Friday, June 15, 2018
This week it came to light that, for someone raising teenagers, I’ve been spending a disproportionate amount of time in the children’s section of our local bookstore. It was gently pointed out by our daughter’s friend, who happens to work at said bookstore. In response, all I could do was smile and nod repeatedly, because there’s no getting around the fact that I am drawn to words and illustrations intended for those much younger than me. In this season of gifts for graduations, confirmations, and fond farewells, I am drawn back repeatedly to the simple but beautiful wisdom that is too often lost in the verbosity of adult conversation and literature.
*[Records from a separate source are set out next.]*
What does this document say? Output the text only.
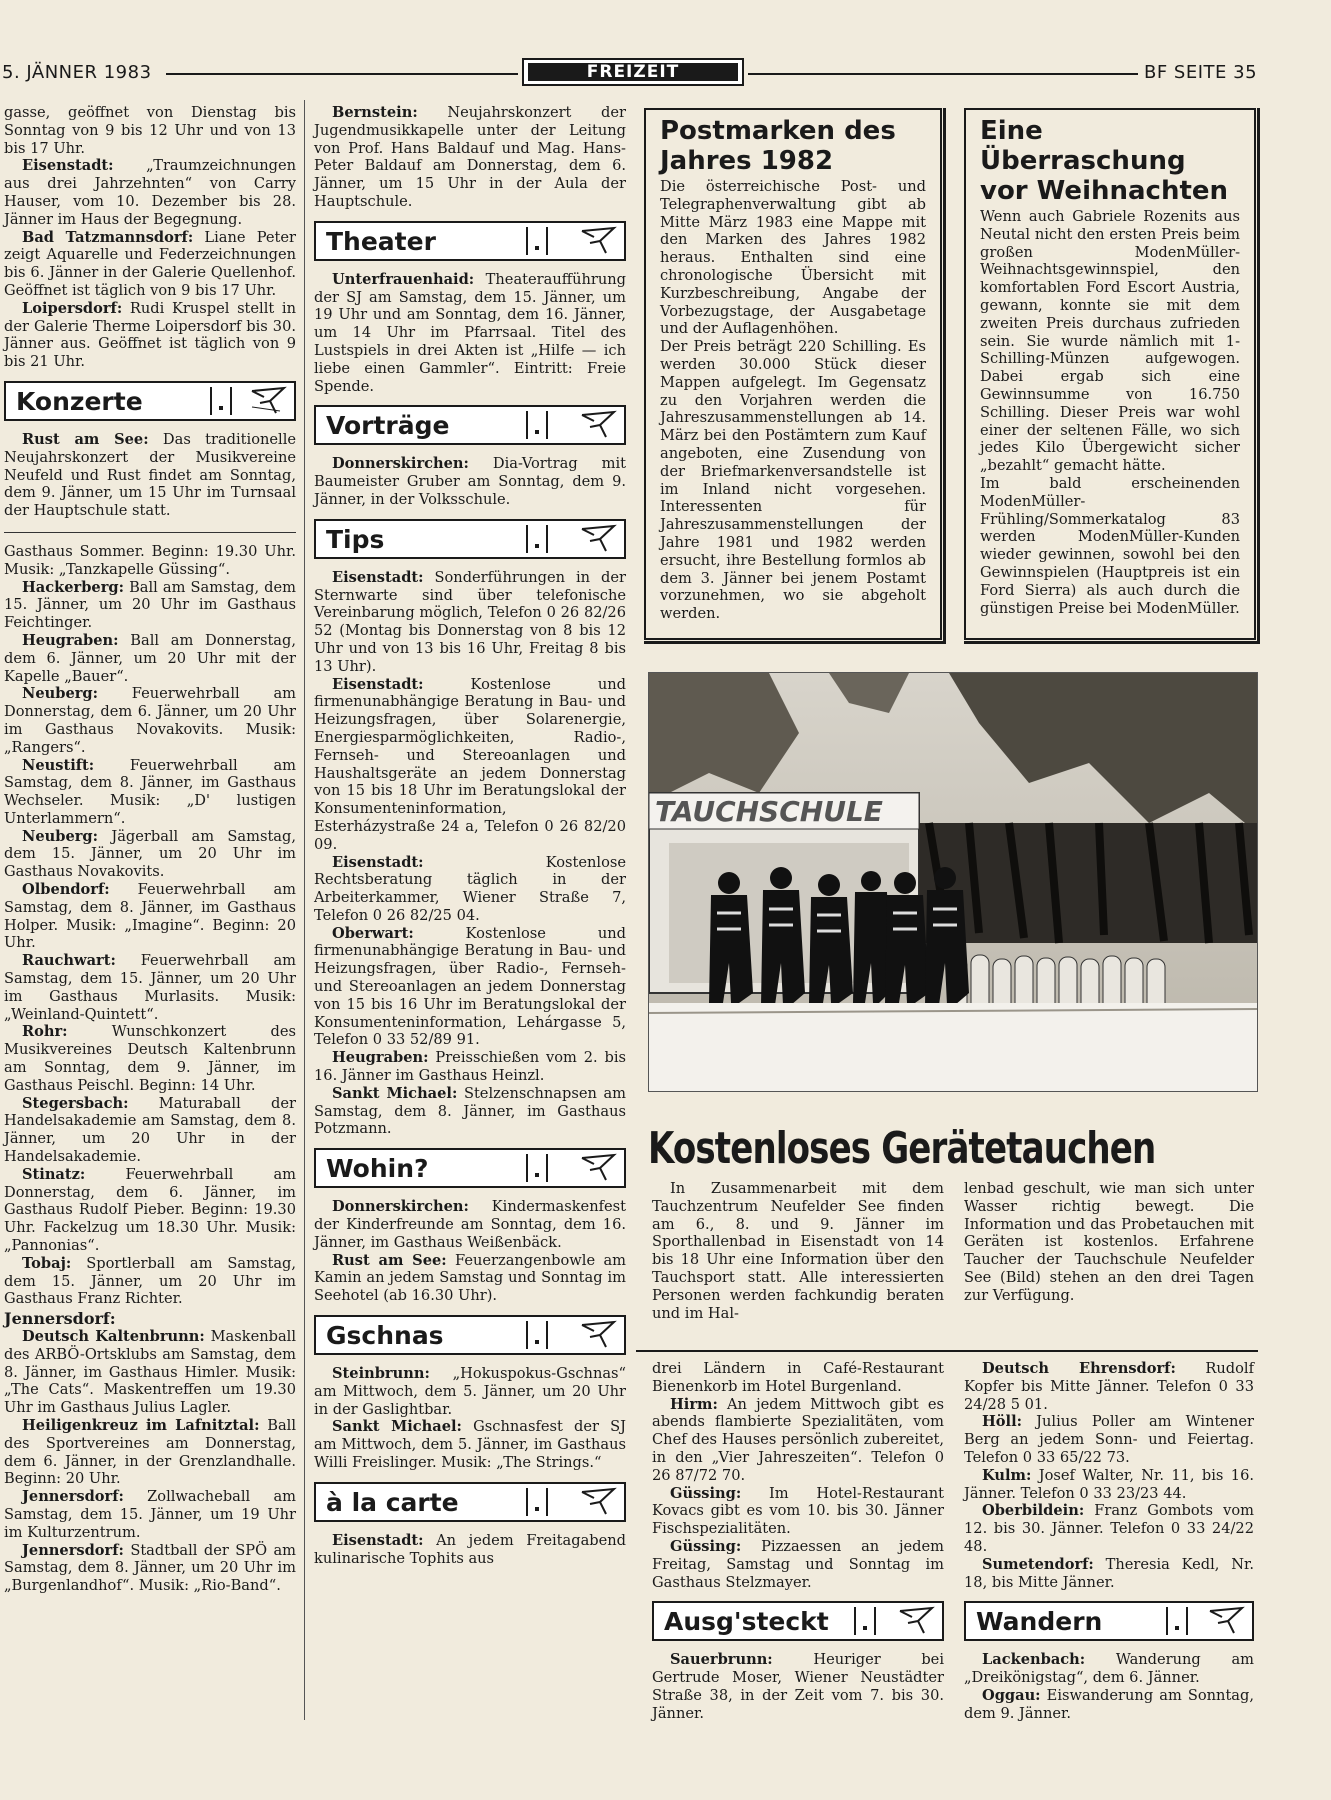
5. JÄNNER 1983	FREIZEIT	BF SEITE 35

gasse, geöffnet von Dienstag bis Sonntag von 9 bis 12 Uhr und von 13 bis 17 Uhr.

Eisenstadt: „Traumzeichnungen aus drei Jahrzehnten“ von Carry Hauser, vom 10. Dezember bis 28. Jänner im Haus der Begegnung.

Bad Tatzmannsdorf: Liane Peter zeigt Aquarelle und Federzeichnungen bis 6. Jänner in der Galerie Quellenhof. Geöffnet ist täglich von 9 bis 17 Uhr.

Loipersdorf: Rudi Kruspel stellt in der Galerie Therme Loipersdorf bis 30. Jänner aus. Geöffnet ist täglich von 9 bis 21 Uhr.

Konzerte

Rust am See: Das traditionelle Neujahrskonzert der Musikvereine Neufeld und Rust findet am Sonntag, dem 9. Jänner, um 15 Uhr im Turnsaal der Hauptschule statt.

Gasthaus Sommer. Beginn: 19.30 Uhr. Musik: „Tanzkapelle Güssing“.

Hackerberg: Ball am Samstag, dem 15. Jänner, um 20 Uhr im Gasthaus Feichtinger.

Heugraben: Ball am Donnerstag, dem 6. Jänner, um 20 Uhr mit der Kapelle „Bauer“.

Neuberg: Feuerwehrball am Donnerstag, dem 6. Jänner, um 20 Uhr im Gasthaus Novakovits. Musik: „Rangers“.

Neustift: Feuerwehrball am Samstag, dem 8. Jänner, im Gasthaus Wechseler. Musik: „D' lustigen Unterlammern“.

Neuberg: Jägerball am Samstag, dem 15. Jänner, um 20 Uhr im Gasthaus Novakovits.

Olbendorf: Feuerwehrball am Samstag, dem 8. Jänner, im Gasthaus Holper. Musik: „Imagine“. Beginn: 20 Uhr.

Rauchwart: Feuerwehrball am Samstag, dem 15. Jänner, um 20 Uhr im Gasthaus Murlasits. Musik: „Weinland-Quintett“.

Rohr: Wunschkonzert des Musikvereines Deutsch Kaltenbrunn am Sonntag, dem 9. Jänner, im Gasthaus Peischl. Beginn: 14 Uhr.

Stegersbach: Maturaball der Handelsakademie am Samstag, dem 8. Jänner, um 20 Uhr in der Handelsakademie.

Stinatz: Feuerwehrball am Donnerstag, dem 6. Jänner, im Gasthaus Rudolf Pieber. Beginn: 19.30 Uhr. Fackelzug um 18.30 Uhr. Musik: „Pannonias“.

Tobaj: Sportlerball am Samstag, dem 15. Jänner, um 20 Uhr im Gasthaus Franz Richter.

Jennersdorf:

Deutsch Kaltenbrunn: Maskenball des ARBÖ-Ortsklubs am Samstag, dem 8. Jänner, im Gasthaus Himler. Musik: „The Cats“. Maskentreffen um 19.30 Uhr im Gasthaus Julius Lagler.

Heiligenkreuz im Lafnitztal: Ball des Sportvereines am Donnerstag, dem 6. Jänner, in der Grenzlandhalle. Beginn: 20 Uhr.

Jennersdorf: Zollwacheball am Samstag, dem 15. Jänner, um 19 Uhr im Kulturzentrum.

Jennersdorf: Stadtball der SPÖ am Samstag, dem 8. Jänner, um 20 Uhr im „Burgenlandhof“. Musik: „Rio-Band“.

Bernstein: Neujahrskonzert der Jugendmusikkapelle unter der Leitung von Prof. Hans Baldauf und Mag. Hans-Peter Baldauf am Donnerstag, dem 6. Jänner, um 15 Uhr in der Aula der Hauptschule.

Theater

Unterfrauenhaid: Theateraufführung der SJ am Samstag, dem 15. Jänner, um 19 Uhr und am Sonntag, dem 16. Jänner, um 14 Uhr im Pfarrsaal. Titel des Lustspiels in drei Akten ist „Hilfe — ich liebe einen Gammler“. Eintritt: Freie Spende.

Vorträge

Donnerskirchen: Dia-Vortrag mit Baumeister Gruber am Sonntag, dem 9. Jänner, in der Volksschule.

Tips

Eisenstadt: Sonderführungen in der Sternwarte sind über telefonische Vereinbarung möglich, Telefon 0 26 82/26 52 (Montag bis Donnerstag von 8 bis 12 Uhr und von 13 bis 16 Uhr, Freitag 8 bis 13 Uhr).

Eisenstadt: Kostenlose und firmenunabhängige Beratung in Bau- und Heizungsfragen, über Solarenergie, Energiesparmöglichkeiten, Radio-, Fernseh- und Stereoanlagen und Haushaltsgeräte an jedem Donnerstag von 15 bis 18 Uhr im Beratungslokal der Konsumenteninformation, Esterházystraße 24 a, Telefon 0 26 82/20 09.

Eisenstadt: Kostenlose Rechtsberatung täglich in der Arbeiterkammer, Wiener Straße 7, Telefon 0 26 82/25 04.

Oberwart: Kostenlose und firmenunabhängige Beratung in Bau- und Heizungsfragen, über Radio-, Fernseh- und Stereoanlagen an jedem Donnerstag von 15 bis 16 Uhr im Beratungslokal der Konsumenteninformation, Lehárgasse 5, Telefon 0 33 52/89 91.

Heugraben: Preisschießen vom 2. bis 16. Jänner im Gasthaus Heinzl.

Sankt Michael: Stelzenschnapsen am Samstag, dem 8. Jänner, im Gasthaus Potzmann.

Wohin?

Donnerskirchen: Kindermaskenfest der Kinderfreunde am Sonntag, dem 16. Jänner, im Gasthaus Weißenbäck.

Rust am See: Feuerzangenbowle am Kamin an jedem Samstag und Sonntag im Seehotel (ab 16.30 Uhr).

Gschnas

Steinbrunn: „Hokuspokus-Gschnas“ am Mittwoch, dem 5. Jänner, um 20 Uhr in der Gaslightbar.

Sankt Michael: Gschnasfest der SJ am Mittwoch, dem 5. Jänner, im Gasthaus Willi Freislinger. Musik: „The Strings.“

à la carte

Eisenstadt: An jedem Freitagabend kulinarische Tophits aus

Postmarken des Jahres 1982

Die österreichische Post- und Telegraphenverwaltung gibt ab Mitte März 1983 eine Mappe mit den Marken des Jahres 1982 heraus. Enthalten sind eine chronologische Übersicht mit Kurzbeschreibung, Angabe der Vorbezugstage, der Ausgabetage und der Auflagenhöhen.

Der Preis beträgt 220 Schilling. Es werden 30.000 Stück dieser Mappen aufgelegt. Im Gegensatz zu den Vorjahren werden die Jahreszusammenstellungen ab 14. März bei den Postämtern zum Kauf angeboten, eine Zusendung von der Briefmarkenversandstelle ist im Inland nicht vorgesehen. Interessenten für Jahreszusammenstellungen der Jahre 1981 und 1982 werden ersucht, ihre Bestellung formlos ab dem 3. Jänner bei jenem Postamt vorzunehmen, wo sie abgeholt werden.

Eine Überraschung vor Weihnachten

Wenn auch Gabriele Rozenits aus Neutal nicht den ersten Preis beim großen ModenMüller-Weihnachtsgewinnspiel, den komfortablen Ford Escort Austria, gewann, konnte sie mit dem zweiten Preis durchaus zufrieden sein. Sie wurde nämlich mit 1-Schilling-Münzen aufgewogen. Dabei ergab sich eine Gewinnsumme von 16.750 Schilling. Dieser Preis war wohl einer der seltenen Fälle, wo sich jedes Kilo Übergewicht sicher „bezahlt“ gemacht hätte.

Im bald erscheinenden ModenMüller-Frühling/Sommerkatalog 83 werden ModenMüller-Kunden wieder gewinnen, sowohl bei den Gewinnspielen (Hauptpreis ist ein Ford Sierra) als auch durch die günstigen Preise bei ModenMüller.

TAUCHSCHULE
Kostenloses Gerätetauchen

In Zusammenarbeit mit dem Tauchzentrum Neufelder See finden am 6., 8. und 9. Jänner im Sporthallenbad in Eisenstadt von 14 bis 18 Uhr eine Information über den Tauchsport statt. Alle interessierten Personen werden fachkundig beraten und im Hal-

lenbad geschult, wie man sich unter Wasser richtig bewegt. Die Information und das Probetauchen mit Geräten ist kostenlos. Erfahrene Taucher der Tauchschule Neufelder See (Bild) stehen an den drei Tagen zur Verfügung.

drei Ländern in Café-Restaurant Bienenkorb im Hotel Burgenland.

Hirm: An jedem Mittwoch gibt es abends flambierte Spezialitäten, vom Chef des Hauses persönlich zubereitet, in den „Vier Jahreszeiten“. Telefon 0 26 87/72 70.

Güssing: Im Hotel-Restaurant Kovacs gibt es vom 10. bis 30. Jänner Fischspezialitäten.

Güssing: Pizzaessen an jedem Freitag, Samstag und Sonntag im Gasthaus Stelzmayer.

Ausg'steckt

Sauerbrunn: Heuriger bei Gertrude Moser, Wiener Neustädter Straße 38, in der Zeit vom 7. bis 30. Jänner.

Deutsch Ehrensdorf: Rudolf Kopfer bis Mitte Jänner. Telefon 0 33 24/28 5 01.

Höll: Julius Poller am Wintener Berg an jedem Sonn- und Feiertag. Telefon 0 33 65/22 73.

Kulm: Josef Walter, Nr. 11, bis 16. Jänner. Telefon 0 33 23/23 44.

Oberbildein: Franz Gombots vom 12. bis 30. Jänner. Telefon 0 33 24/22 48.

Sumetendorf: Theresia Kedl, Nr. 18, bis Mitte Jänner.

Wandern

Lackenbach: Wanderung am „Dreikönigstag“, dem 6. Jänner.

Oggau: Eiswanderung am Sonntag, dem 9. Jänner.
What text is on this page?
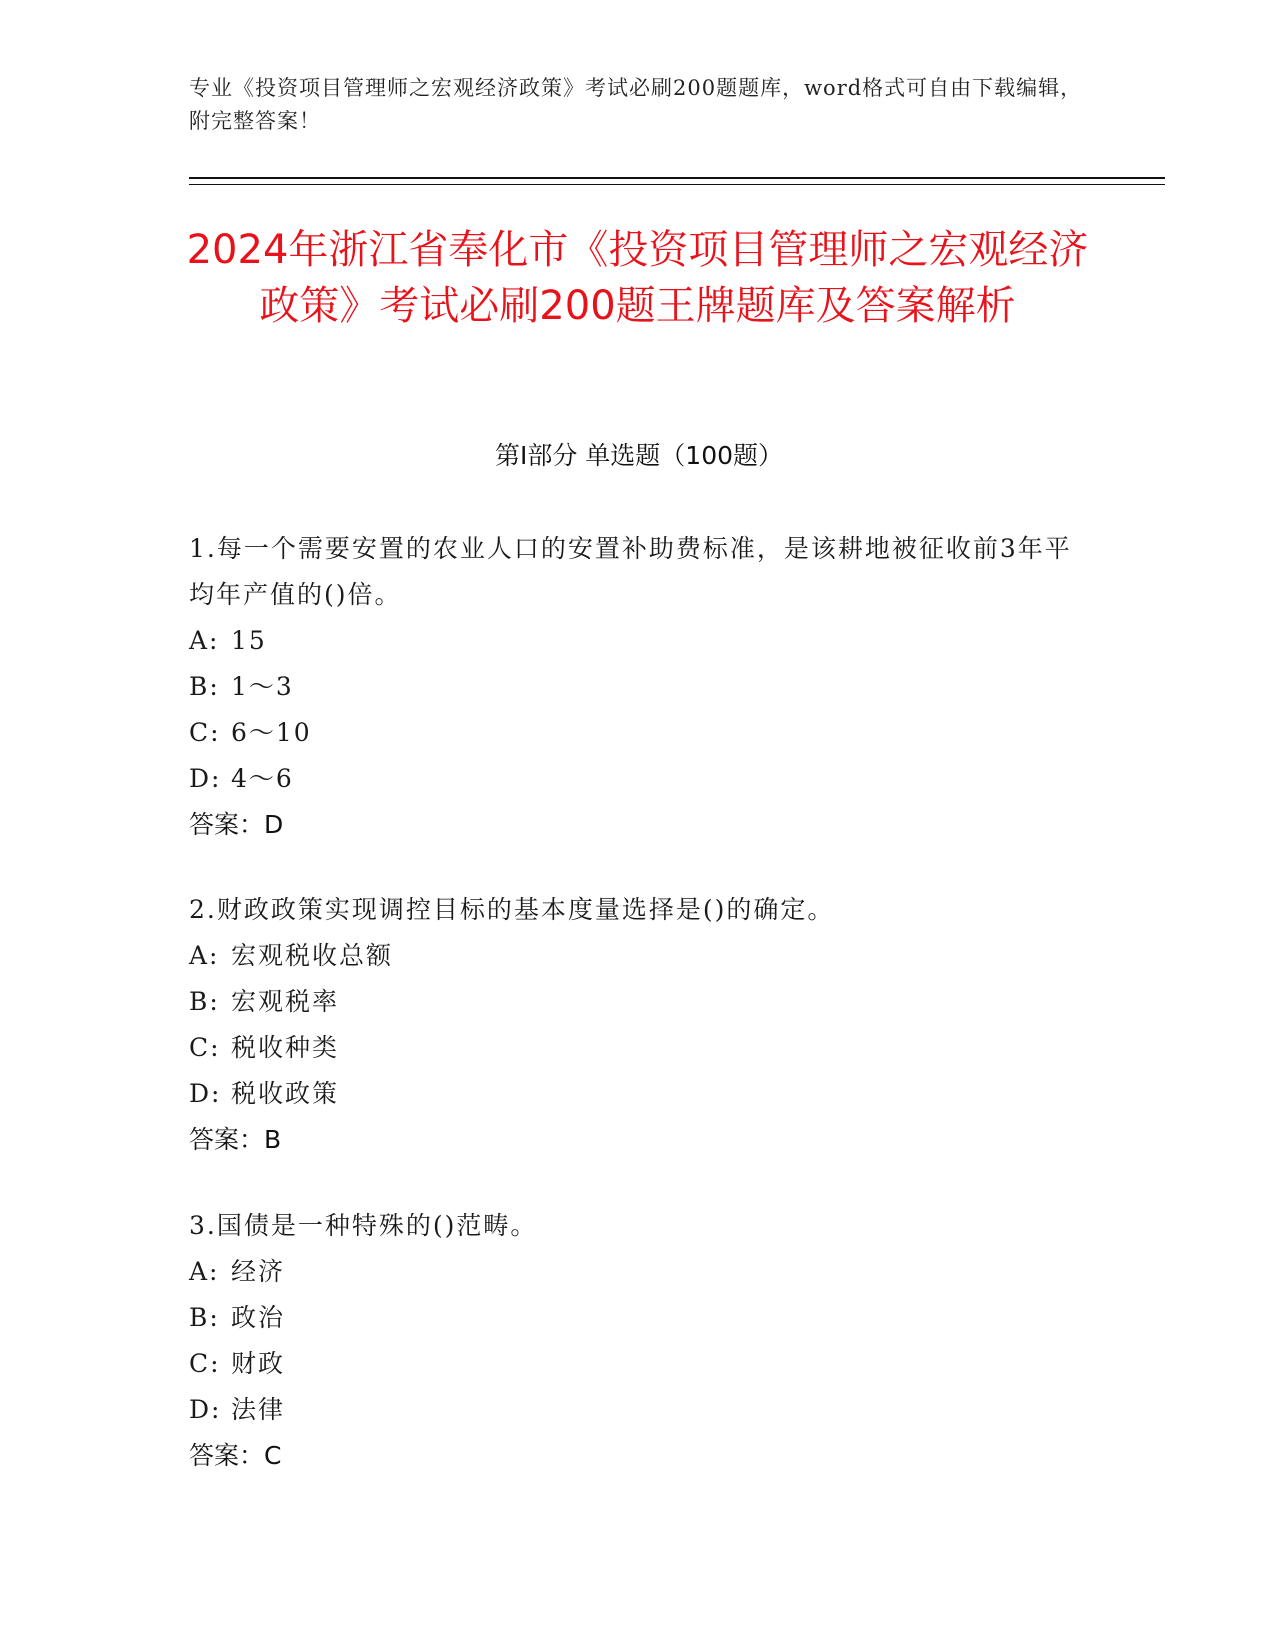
专业《投资项目管理师之宏观经济政策》考试必刷200题题库，word格式可自由下载编辑，附完整答案！
2024年浙江省奉化市《投资项目管理师之宏观经济政策》考试必刷200题王牌题库及答案解析
第Ⅰ部分 单选题（100题）
1.每一个需要安置的农业人口的安置补助费标准，是该耕地被征收前3年平均年产值的()倍。
A: 15
B: 1～3
C: 6～10
D: 4～6
答案：D
2.财政政策实现调控目标的基本度量选择是()的确定。
A: 宏观税收总额
B: 宏观税率
C: 税收种类
D: 税收政策
答案：B
3.国债是一种特殊的()范畴。
A: 经济
B: 政治
C: 财政
D: 法律
答案：C
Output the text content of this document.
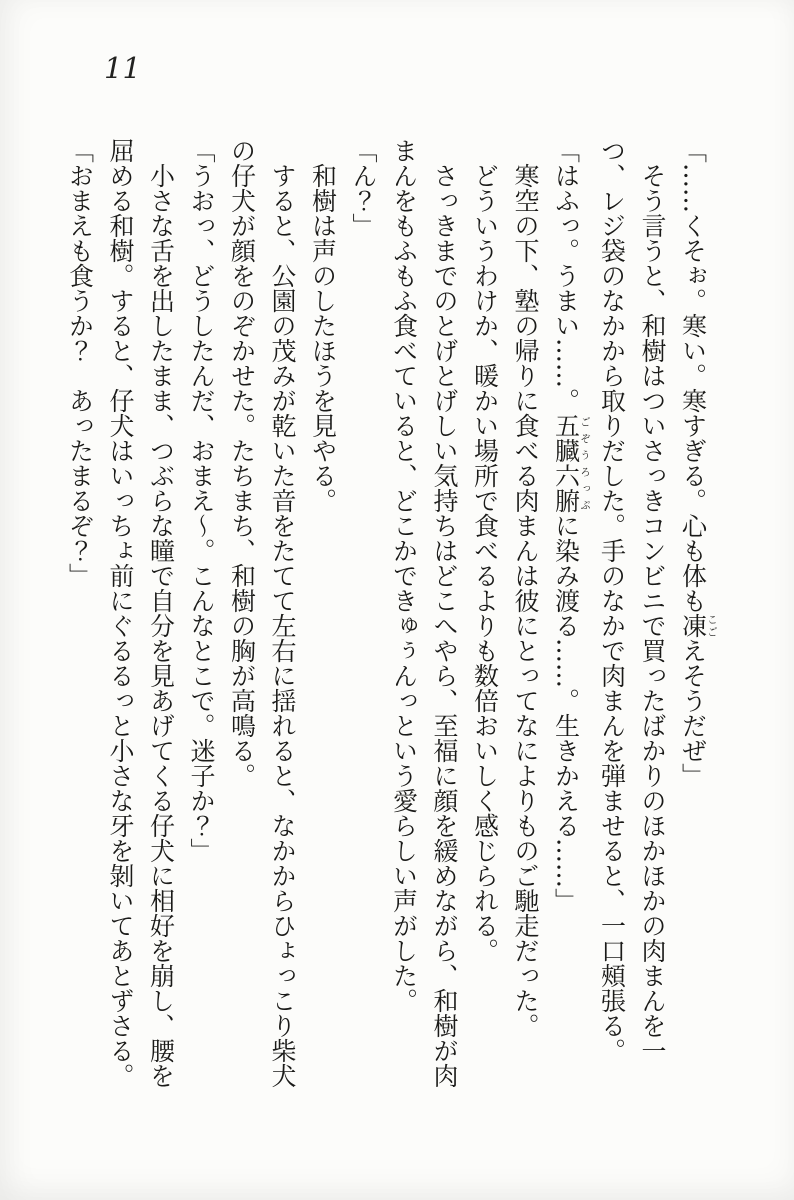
11

「……くそぉ。寒い。寒すぎる。心も体も凍こごえそうだぜ」

そう言うと、和樹はついさっきコンビニで買ったばかりのほかほかの肉まんを一つ、レジ袋のなかから取りだした。手のなかで肉まんを弾ませると、一口頰張る。

「はふっ。うまい……。五臓六腑ごぞうろっぷに染み渡る……。生きかえる……」

寒空の下、塾の帰りに食べる肉まんは彼にとってなによりものご馳走だった。

どういうわけか、暖かい場所で食べるよりも数倍おいしく感じられる。

さっきまでのとげとげしい気持ちはどこへやら、至福に顔を緩めながら、和樹が肉まんをもふもふ食べていると、どこかできゅぅんっという愛らしい声がした。

「ん？」

和樹は声のしたほうを見やる。

すると、公園の茂みが乾いた音をたてて左右に揺れると、なかからひょっこり柴犬の仔犬が顔をのぞかせた。たちまち、和樹の胸が高鳴る。

「うおっ、どうしたんだ、おまえ〜。こんなとこで。迷子か？」

小さな舌を出したまま、つぶらな瞳で自分を見あげてくる仔犬に相好を崩し、腰を屈める和樹。すると、仔犬はいっちょ前にぐるるっと小さな牙を剝いてあとずさる。

「おまえも食うか？　あったまるぞ？」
See what I mean?
In the days and Sundays to come, our family and our church family will move through some significant gatherings, for what can only be described as life milestones. For our Trinity family, as our time of ministry with both Gerry and Michelle draws to a close at the end of this month, we are particularly mindful of how important it is to offer gratitude, alongside and all through all else that might be said in the moment of goodbye. No matter the genre or complexity of language, there won’t ever be quite the right words to sum up what it has been to share this life together – but we can and will certainly begin by saying thank you. This Sunday, we’ll say so to Gerry; next Sunday, to Michelle.
It is also entirely possible that it will take far more time than we’ve had yet, to come to a fuller realization of what and whom has grown in these ministry years. In what may be a holy gift beyond our knowing, most of us tend not to really understand or see the expansive way that God’s Love flows through all the minutiae of our days. As adults, we tend to put it down to hindsight. As children of God, who might reclaim the wisdom of one of my youngest friends, we could also relearn the art of saying, with peace, “I haven’t learned that yet, but I will.”
In the days and years to come, may we all rest in the beauty of life’s simplest illustrations, sketched out for us most clearly by Jesus – trusting that we are each a treasured part of this community story, for however long or short a time we call this home. Even as the pages turn far too quickly for our liking, there is still something else wonderful to follow. In the most literary sense, and absolutely in the Jesus sense, there really isn’t such a thing as ‘the end’.
With love to you all,
”To me, the only kind of faith worth having is faith that can celebrate the good and the true and the beautiful wherever you find it. It’s a big, buoyant, expansive embrace of everything, everywhere you find it.” (Rob Bell, as quoted in The Wisdom of Sundays)
“I wish you more treasures than pockets.”